By Emily Bennett
I will not pretend that the first time I found myself in a foreign country, I unquestioningly ate everything that was set before me. To be fair, I was a thirteen year old raised on my mother’s conservatively American food scheme, and I was in Japan. I did try almost everything, although I declined most of the sushi I was offered after my first piece turned out to be well doused in wasabi.
Once I tried it, most things were delicious. Notable exceptions include an unidentified glob of chopped vegetables that looked like salsa and tasted like vomit, a piece of raw squid cut from around the squid’s beak, and every type of tea I was offered. Of course, I have never met a tea I did not dislike, no matter what culture it originated in, so I can hardly hold it against the Japanese that I dislike theirs, too. Of course, being served such a substance by a bunch of five-year-olds who are desperately trying to conduct themselves with all of the proper dignity for a traditional tea ceremony, and who will be devastated if you do not drink all of your tea with pleasure, adds an extra layer of complexity to things.
The most important culinary lesson from the time I spent in Japan, however, was that foreign food is fun! Every evening, my host mother, my host sister, and I would cook dinner together. Mostly, I chopped salads and sliced zucchini and eggplant (two vegetables that my real mother avoids entirely), but I learned to cook tempura and an unusual type of fried rice. I was invited one evening to a barbecue where noodles were served by floating them down a bamboo shoot full of running water, snatched by chopsticks (or forks, for the clumsy American girls) and dipped into a cup of soy sauce.

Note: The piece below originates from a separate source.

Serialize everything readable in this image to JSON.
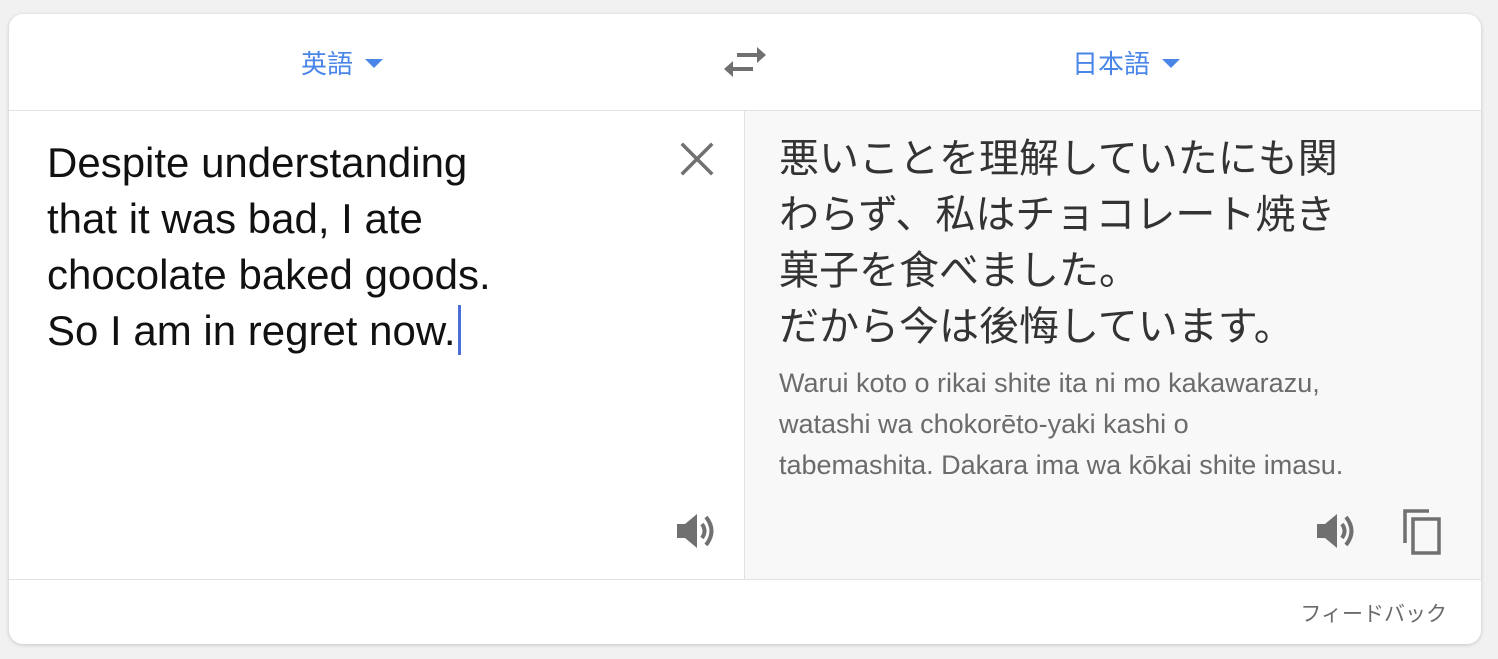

I did not eat the cui (that’s guinea pig, in case you have never heard of it) in Ecuador, but only because it cost twice as much as the next most expensive thing on the menu. When my classmates headed to McDonalds in Guayaquil, I found the nearest vendor and ate shrimp and fried plantains, and it was not only delicious, it was less expensive than the cheap, American-style fast food. As for food poisoning, always a concern in developing areas, the only time I got sick after ordering a calzone from a “New York Pizza” place in Cuenca, Ecuador.
I am not saying that American food should be entirely avoided overseas – I have eaten at McDonalds on four continents and sometimes order something “American” just to laugh at how wrong they got it. For instance, in a café in Australia I once ordered an “American Burger” and was served a hamburger with an egg and a slice of pickled beet on it, along with all of the typical toppings, mayonnaise, and carrots. Similarly, at the University Brasserie of Sunshine Coast University, I picked up a packaged sandwich labeled “Hamburger” as I was rushing between classes. I was shocked upon opening it to find that in place of a bun was some kind of crusty focaccia-bread, but I was undeterred. I enthusiastically bit into the patty to discover that it was not, in fact, anything close to what I would call a hamburger. It was not bad, actually. It had onions and spices cooked into the meat, and finely shredded vegetables (and pickled beets) on top, so it was spicy, juicy, and crisp. Still, the first bite was a major shock and it took several further cautious bites to determine that it was actually not only vaguely edible but actually rather tasty.
Variety is good for you, and McDonalds is not. So when you find yourself away from home and trying to decide what to eat, do yourself and the local economy both a favor and try whatever’s local. Even if it looks or sounds disgusting, it is highly unlikely that anything worse than a bad taste will result, and if you like it, you can always use your new food-eating skill to impress and disgust less courageous friends!